Labs ICT
Pro Login

Transactions

Transactions ensure that a group of operations either all succeed or all fail. They are the foundation of data integrity in PostgreSQL. Without transactions, a partially completed operation could leave your database in an inconsistent state.

Why Transactions Matter

Imagine transferring money between two bank accounts. You need to subtract from one account and add to another. What happens if the system crashes after the subtraction but before the addition? Without transactions, you would lose money from thin air.

Transactions solve this by wrapping multiple operations in a single atomic unit:

BEGIN;

UPDATE accounts SET balance = balance - 100 WHERE id = 1;
UPDATE accounts SET balance = balance + 100 WHERE id = 2;

COMMIT;

Either both updates succeed (COMMIT) or neither takes effect (ROLLBACK).

COMMIT and ROLLBACK

BEGIN starts a transaction. Everything after BEGIN is part of that transaction.

COMMIT saves all changes made during the transaction. After committing, the changes are permanent.

ROLLBACK undoes all changes made during the transaction. It is like hitting the undo button:

BEGIN;

INSERT INTO students (first_name, last_name) VALUES ('Test', 'Student');
-- Oops, that was a mistake
ROLLBACK;

-- The student was never inserted

SAVEPOINT

SAVEPOINT lets you create intermediate checkpoints within a transaction:

BEGIN;

INSERT INTO students (first_name, last_name) VALUES ('Alice', 'Smith');
SAVEPOINT after_alice;

INSERT INTO students (first_name, last_name) VALUES ('Bob', 'Johnson');
-- Something went wrong with Bob
ROLLBACK TO after_alice;

-- Alice is still there, Bob is gone
COMMIT;

This is useful for complex transactions where some operations might fail but you do not want to undo everything.

Transaction Isolation

PostgreSQL supports different isolation levels that control how transactions interact with each other:

  • READ COMMITTED — The default. Each statement sees only data committed before it started.
  • REPEATABLE READ — The entire transaction sees a consistent snapshot of the database.
  • SERIALIZABLE — The strictest level. Transactions behave as if they ran one after another.
BEGIN TRANSACTION ISOLATION LEVEL SERIALIZABLE;

-- Your transaction here

COMMIT;

Autocommit

By default, PostgreSQL runs each statement in its own transaction (autocommit mode). This means every INSERT, UPDATE, or DELETE is immediately committed unless you explicitly wrap it in BEGIN/COMMIT.

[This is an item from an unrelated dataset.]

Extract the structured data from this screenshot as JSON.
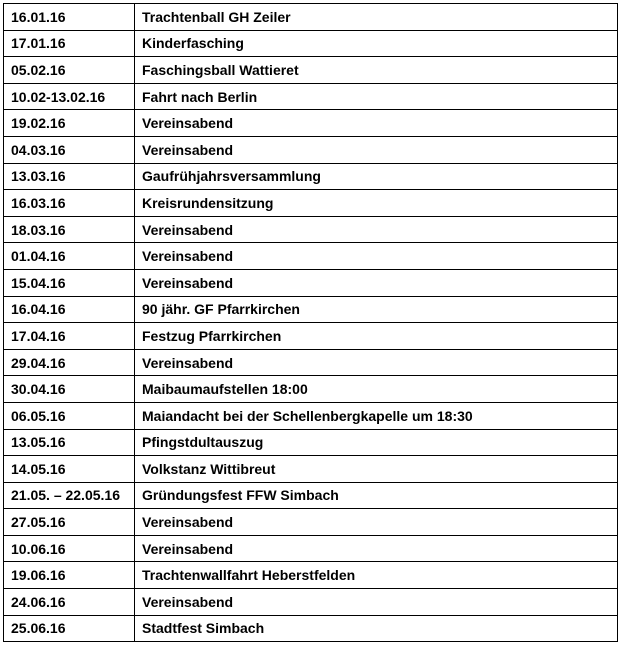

For single statements, autocommit is fine. For multi-step operations, always use explicit transactions.

Best Practices

Keep transactions short. Do not hold locks longer than necessary. Long transactions can cause performance issues and blocking for other users.

Always handle errors in application code. If a transaction fails, make sure to ROLLBACK before starting a new one. Leaked transactions can lock resources and degrade performance.